PRINCE OF PERSIA - LE SABBIE DEL TEMPO

Titolo Originale: Prince of Persia: the Sands of Time
Genere: Fantasy/Avventura
Regia: Mike Newell
Sceneggiatura: Jordan Mechner, Jeffrey Nachmanoff Boaz Yakin, Carlo Bernard, Doug Miro
Cast: Jake Gyllenhaal, Gemma Arterton, Ben Kingsley, Alfred Molina
Colonna Sonora: Harry Gregson-Williams
Produzione: Jerry Bruckheimer Films, Dreamworks, Walt Disney Company
Paese d’origine: USA - 2009
Durata: 116 minuti
Data di uscita: 19 Maggio 2010

 

Jake Gyllenhaal (“I Segreti di Brokeback Mountain”, “Donnie Darko”) e l’emergente Gemma Arterton (“007-Quantum of Solace”) sono i protagonisti del film fantasy "Prince of Persia: Le Sabbie del Tempo", realizzato dalla joint venture formata da Walt Disney Pictures e Jerry Bruckheimer Films, ovvero gli stessi produttori della saga di “Pirati dei Caraibi”. La pellicola è la versione cinematografica dell’omonimo videogioco della Ubisoft, con la regia di Mike Newell (“Harry Potter e il Calice di Fuoco”, “l’Amore ai tempi del colera”) e sceneggiatura firmata da un piccolo esercito di scrittori come Jordan Mechner, Jeffrey Nachmanoff, Doug Miro, Carlo Bernard e Boaz Yakin.

Il risultato è quanto mai buono per quanto riguarda la matrice stessa del film:ovvero, quella di un blockbuster di ingenuo intrattenimento, con una storia lineare ed in parte prevedibile, ma tecnicamente ineccepibile nella sua forma di tipico pop corn movie americano, ricco di momenti spettacolari, con sequenze d’azione, combattimenti, effetti speciali e qualche gag comica.
L’introverso Jake Gyllenhaal smette per una volta le vesti di attore impegnato e sfodera un’interpretazione molto fisica e gigionesca nell’incarnare il guerriero Dastan: un giovane principe di Persia, ex-orfanello adottato dalla famiglia reale nel sesto secolo dopo Cristo, che insieme alla principessa Tamina avrà il compito di impedire che un malvagio signore oscuro venga in possesso di un pugnale contenente la Sabbia del Tempo.

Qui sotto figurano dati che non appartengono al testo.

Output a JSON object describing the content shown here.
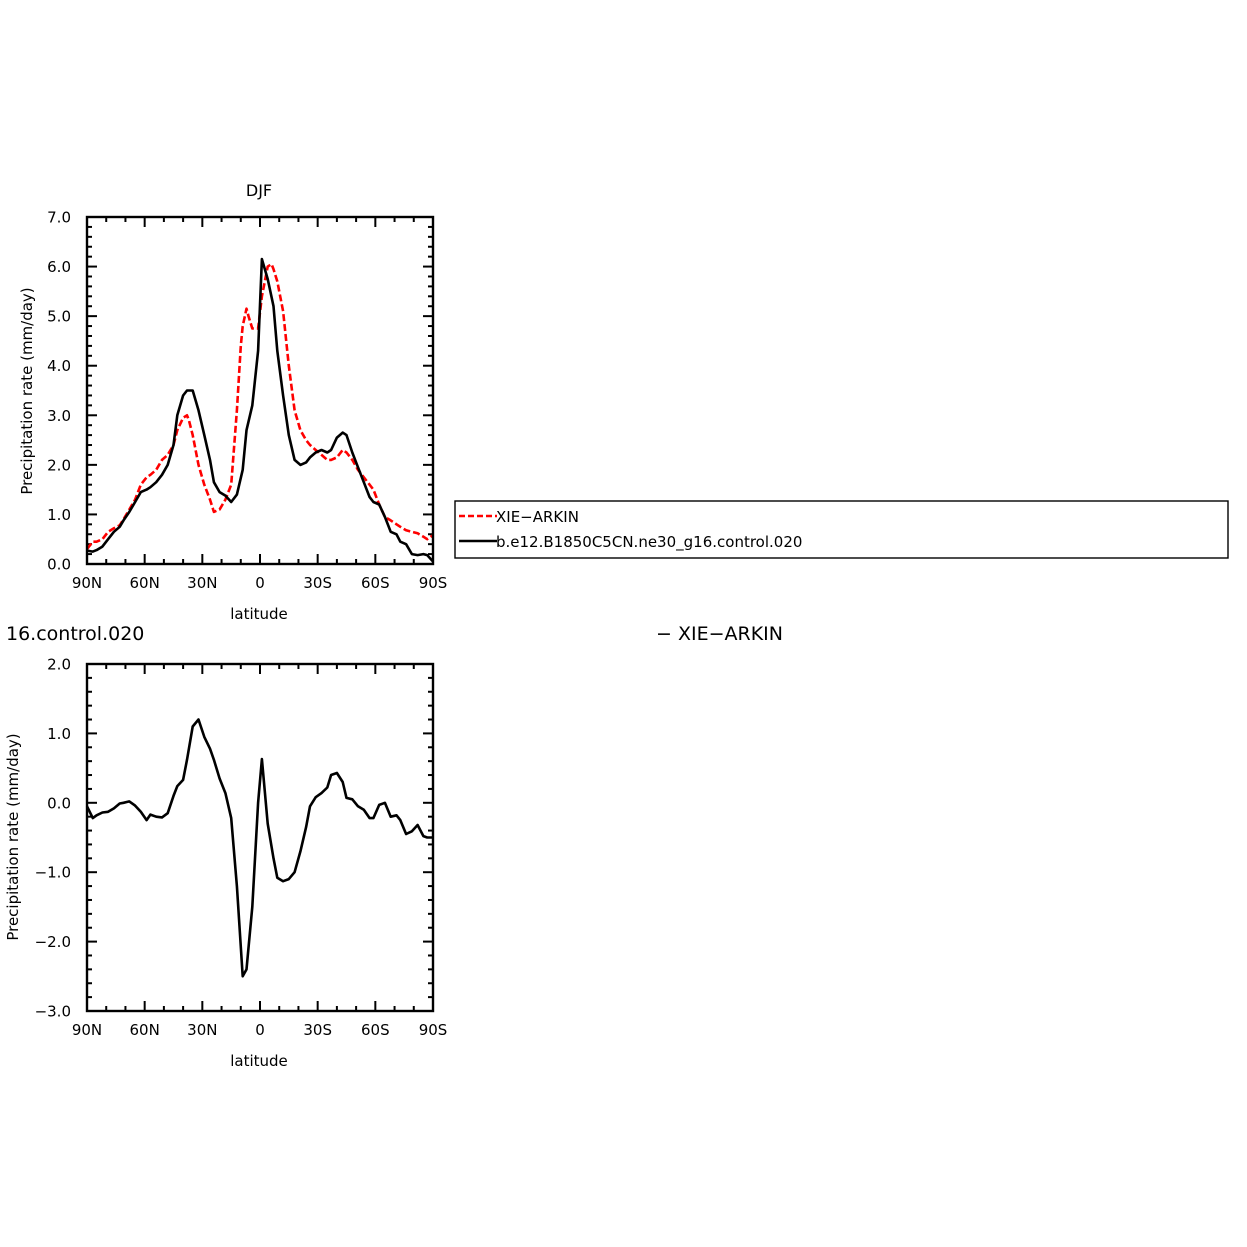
{
  "chart_data": [
    {
      "type": "line",
      "title": "DJF",
      "xlabel": "latitude",
      "ylabel": "Precipitation rate (mm/day)",
      "xlim": [
        90,
        -90
      ],
      "ylim": [
        0,
        7
      ],
      "x_ticks": [
        90,
        60,
        30,
        0,
        -30,
        -60,
        -90
      ],
      "x_tick_labels": [
        "90N",
        "60N",
        "30N",
        "0",
        "30S",
        "60S",
        "90S"
      ],
      "y_ticks": [
        0,
        1,
        2,
        3,
        4,
        5,
        6,
        7
      ],
      "y_tick_labels": [
        "0.0",
        "1.0",
        "2.0",
        "3.0",
        "4.0",
        "5.0",
        "6.0",
        "7.0"
      ],
      "grid": false,
      "legend": {
        "placement": "right",
        "entries": [
          "XIE−ARKIN",
          "b.e12.B1850C5CN.ne30_g16.control.020"
        ]
      },
      "series": [
        {
          "name": "XIE−ARKIN",
          "color": "#ff0000",
          "dash": "dashed",
          "x": [
            90,
            87,
            85,
            82,
            79,
            76,
            73,
            71,
            68,
            65,
            62,
            59,
            57,
            54,
            51,
            48,
            45,
            43,
            40,
            38,
            37,
            35,
            32,
            29,
            26,
            24,
            21,
            18,
            15,
            12,
            10,
            9,
            7,
            6,
            4,
            1,
            -1,
            -4,
            -6,
            -7,
            -9,
            -12,
            -15,
            -18,
            -21,
            -24,
            -26,
            -29,
            -32,
            -35,
            -37,
            -40,
            -43,
            -45,
            -48,
            -51,
            -54,
            -57,
            -59,
            -62,
            -65,
            -68,
            -71,
            -73,
            -76,
            -79,
            -82,
            -85,
            -87,
            -90
          ],
          "y": [
            0.3,
            0.45,
            0.45,
            0.5,
            0.65,
            0.72,
            0.78,
            0.9,
            1.1,
            1.3,
            1.6,
            1.75,
            1.8,
            1.9,
            2.1,
            2.2,
            2.4,
            2.7,
            2.95,
            3.0,
            2.9,
            2.6,
            2.0,
            1.6,
            1.3,
            1.05,
            1.1,
            1.3,
            1.6,
            3.1,
            4.4,
            4.8,
            5.15,
            5.0,
            4.75,
            4.75,
            5.4,
            6.0,
            6.05,
            5.95,
            5.7,
            5.1,
            4.0,
            3.1,
            2.7,
            2.5,
            2.4,
            2.3,
            2.2,
            2.1,
            2.1,
            2.15,
            2.3,
            2.25,
            2.1,
            1.9,
            1.75,
            1.6,
            1.5,
            1.2,
            0.95,
            0.88,
            0.8,
            0.75,
            0.68,
            0.65,
            0.62,
            0.55,
            0.5,
            0.58
          ]
        },
        {
          "name": "b.e12.B1850C5CN.ne30_g16.control.020",
          "color": "#000000",
          "dash": "solid",
          "x": [
            90,
            87,
            85,
            82,
            79,
            76,
            73,
            71,
            68,
            65,
            62,
            59,
            57,
            54,
            51,
            48,
            45,
            43,
            40,
            38,
            35,
            32,
            29,
            26,
            24,
            21,
            18,
            15,
            12,
            9,
            7,
            4,
            1,
            -1,
            -4,
            -7,
            -9,
            -12,
            -15,
            -18,
            -21,
            -24,
            -26,
            -29,
            -32,
            -35,
            -37,
            -40,
            -43,
            -45,
            -48,
            -51,
            -54,
            -57,
            -59,
            -62,
            -65,
            -68,
            -71,
            -73,
            -76,
            -79,
            -82,
            -85,
            -87,
            -90
          ],
          "y": [
            0.27,
            0.25,
            0.28,
            0.35,
            0.5,
            0.65,
            0.75,
            0.88,
            1.05,
            1.25,
            1.45,
            1.5,
            1.55,
            1.65,
            1.8,
            2.0,
            2.4,
            3.0,
            3.4,
            3.5,
            3.5,
            3.1,
            2.6,
            2.1,
            1.65,
            1.45,
            1.38,
            1.25,
            1.4,
            1.9,
            2.7,
            3.2,
            4.3,
            6.15,
            5.75,
            5.2,
            4.3,
            3.4,
            2.6,
            2.1,
            2.0,
            2.05,
            2.15,
            2.25,
            2.3,
            2.25,
            2.3,
            2.55,
            2.65,
            2.6,
            2.25,
            1.95,
            1.65,
            1.35,
            1.25,
            1.2,
            0.95,
            0.65,
            0.6,
            0.45,
            0.4,
            0.2,
            0.18,
            0.2,
            0.18,
            0.05
          ]
        }
      ]
    },
    {
      "type": "line",
      "title": "",
      "header_left": "16.control.020",
      "header_right": "− XIE−ARKIN",
      "xlabel": "latitude",
      "ylabel": "Precipitation rate (mm/day)",
      "xlim": [
        90,
        -90
      ],
      "ylim": [
        -3,
        2
      ],
      "x_ticks": [
        90,
        60,
        30,
        0,
        -30,
        -60,
        -90
      ],
      "x_tick_labels": [
        "90N",
        "60N",
        "30N",
        "0",
        "30S",
        "60S",
        "90S"
      ],
      "y_ticks": [
        -3,
        -2,
        -1,
        0,
        1,
        2
      ],
      "y_tick_labels": [
        "−3.0",
        "−2.0",
        "−1.0",
        "0.0",
        "1.0",
        "2.0"
      ],
      "grid": false,
      "series": [
        {
          "color": "#000000",
          "dash": "solid",
          "x": [
            90,
            87,
            85,
            82,
            79,
            76,
            73,
            71,
            68,
            65,
            62,
            59,
            57,
            54,
            51,
            48,
            45,
            43,
            40,
            38,
            35,
            32,
            29,
            26,
            24,
            21,
            18,
            15,
            12,
            9,
            7,
            4,
            1,
            -1,
            -4,
            -7,
            -9,
            -12,
            -15,
            -18,
            -21,
            -24,
            -26,
            -29,
            -32,
            -35,
            -37,
            -40,
            -43,
            -45,
            -48,
            -51,
            -54,
            -57,
            -59,
            -62,
            -65,
            -68,
            -71,
            -73,
            -76,
            -79,
            -82,
            -85,
            -87,
            -90
          ],
          "y": [
            -0.05,
            -0.22,
            -0.18,
            -0.14,
            -0.13,
            -0.08,
            -0.01,
            0.0,
            0.02,
            -0.04,
            -0.13,
            -0.25,
            -0.17,
            -0.2,
            -0.21,
            -0.15,
            0.1,
            0.24,
            0.33,
            0.62,
            1.1,
            1.2,
            0.95,
            0.78,
            0.62,
            0.35,
            0.14,
            -0.22,
            -1.2,
            -2.5,
            -2.4,
            -1.5,
            0.0,
            0.63,
            -0.3,
            -0.8,
            -1.08,
            -1.13,
            -1.1,
            -1.0,
            -0.7,
            -0.35,
            -0.05,
            0.08,
            0.14,
            0.22,
            0.4,
            0.43,
            0.3,
            0.07,
            0.05,
            -0.05,
            -0.1,
            -0.22,
            -0.22,
            -0.03,
            0.0,
            -0.2,
            -0.18,
            -0.25,
            -0.45,
            -0.41,
            -0.32,
            -0.48,
            -0.5,
            -0.5
          ]
        }
      ]
    }
  ]
}
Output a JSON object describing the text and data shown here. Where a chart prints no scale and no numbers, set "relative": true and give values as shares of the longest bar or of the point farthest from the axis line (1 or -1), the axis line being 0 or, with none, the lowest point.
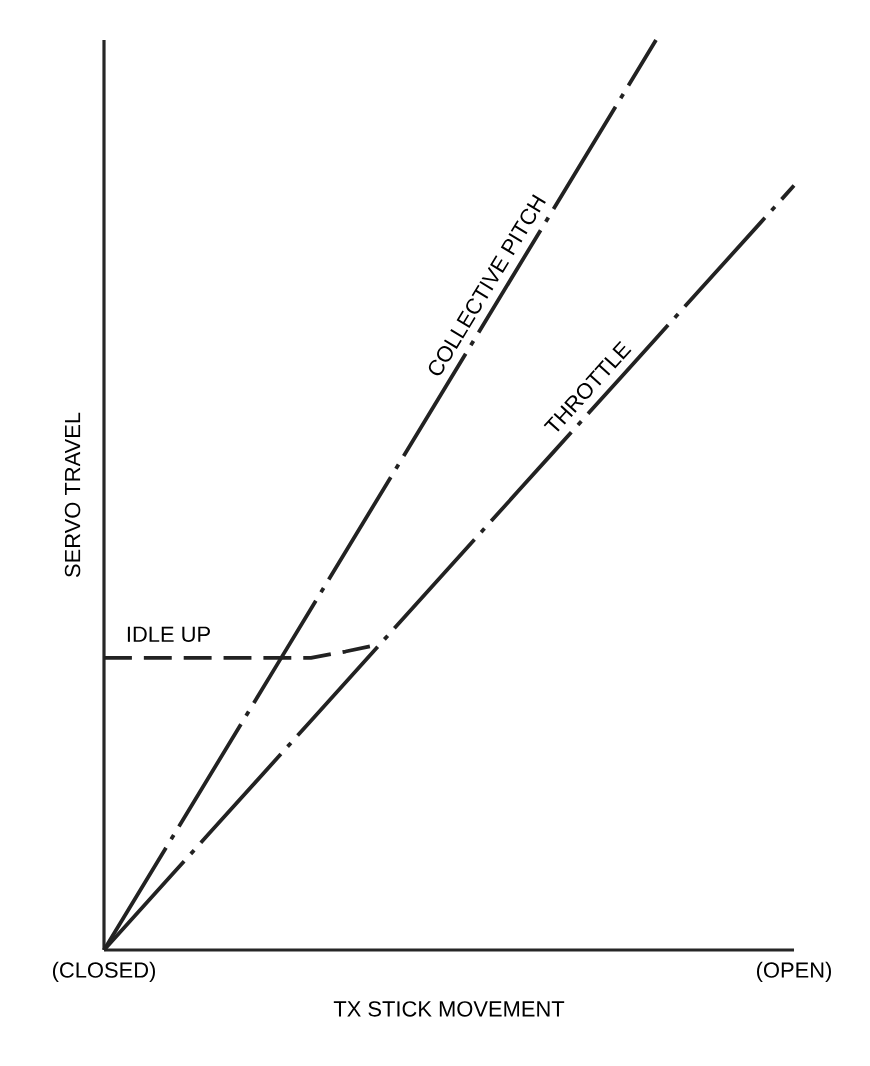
{
  "chart_data": {
    "type": "line",
    "relative": true,
    "xlabel": "TX STICK MOVEMENT",
    "ylabel": "SERVO TRAVEL",
    "categories": [
      "(CLOSED)",
      null,
      null,
      null,
      null,
      null,
      null,
      null,
      null,
      null,
      null,
      null,
      null,
      null,
      null,
      null,
      null,
      null,
      null,
      null,
      "(OPEN)"
    ],
    "series": [
      {
        "name": "COLLECTIVE PITCH",
        "color": "#222222",
        "line_style": "dashdot",
        "values": [
          0,
          0.0625,
          0.125,
          0.1875,
          0.25,
          0.3125,
          0.375,
          0.4375,
          0.5,
          0.5625,
          0.625,
          0.6875,
          0.75,
          0.8125,
          0.875,
          0.9375,
          1,
          null,
          null,
          null,
          null
        ]
      },
      {
        "name": "THROTTLE",
        "color": "#222222",
        "line_style": "dashdot",
        "values": [
          0,
          0.042,
          0.084,
          0.126,
          0.168,
          0.21,
          0.252,
          0.294,
          0.336,
          0.378,
          0.42,
          0.462,
          0.504,
          0.546,
          0.588,
          0.63,
          0.672,
          0.714,
          0.756,
          0.798,
          0.84
        ]
      },
      {
        "name": "IDLE UP",
        "color": "#222222",
        "line_style": "dashed",
        "values": [
          0.321,
          0.321,
          0.321,
          0.321,
          0.321,
          0.321,
          0.321,
          0.328,
          0.336,
          null,
          null,
          null,
          null,
          null,
          null,
          null,
          null,
          null,
          null,
          null,
          null
        ]
      }
    ]
  }
}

Un manufatto che è in grado di invertire il tempo e dare un immenso potere a chi lo possiede, potere di cambiare gli eventi e conquistare il mondo.

Il film è spettacolare quanto basta per non rimpiangere i soldi del biglietto, offrendo una discreta dose di divertimento visivo: cosa, è da riconoscere, quanto mai difficile di questi tempi in cui sembra che già tutto sia stato raccontato in tutti i modi possibili. La sceneggiatura di questo "Prince of Persia” è, come già detto, molto semplice e convenzionale, dando spazio ad una serie di avventure e sequenze d’azione con il Principe furfante in un intreccio equilibrato di avventura epica e fantasy, ambientazione storico-esotica, elementi drammatici e brillanti, sorvolando naturalmente su un finale un po’ pacchiano e su varie incongruenze o particolari poco realistici della storia, come è tipico di questo genere di film. Non possiamo certo aspettarci il livello di un’opera Shakesperiana, ma "Prince of Persia: Le Sabbie del Tempo" è una tipica americanata ben girata che fa il suo dovere nel divertire il pubblico, nonostante qualche esibizionismo Hollywoodiano di troppo, tipo la spavalderia del protagonista, certi siparietti tra i due protagonisti oppure avversari (i tuareg assassini) ed alleati (lo sceicco Amar, interpretato dal simpatico Molina) molto sopra le righe.
Ottime, infine, le scenografie (digitali) e le musiche orientaleggianti ed epiche di Harry Gregson-Williams.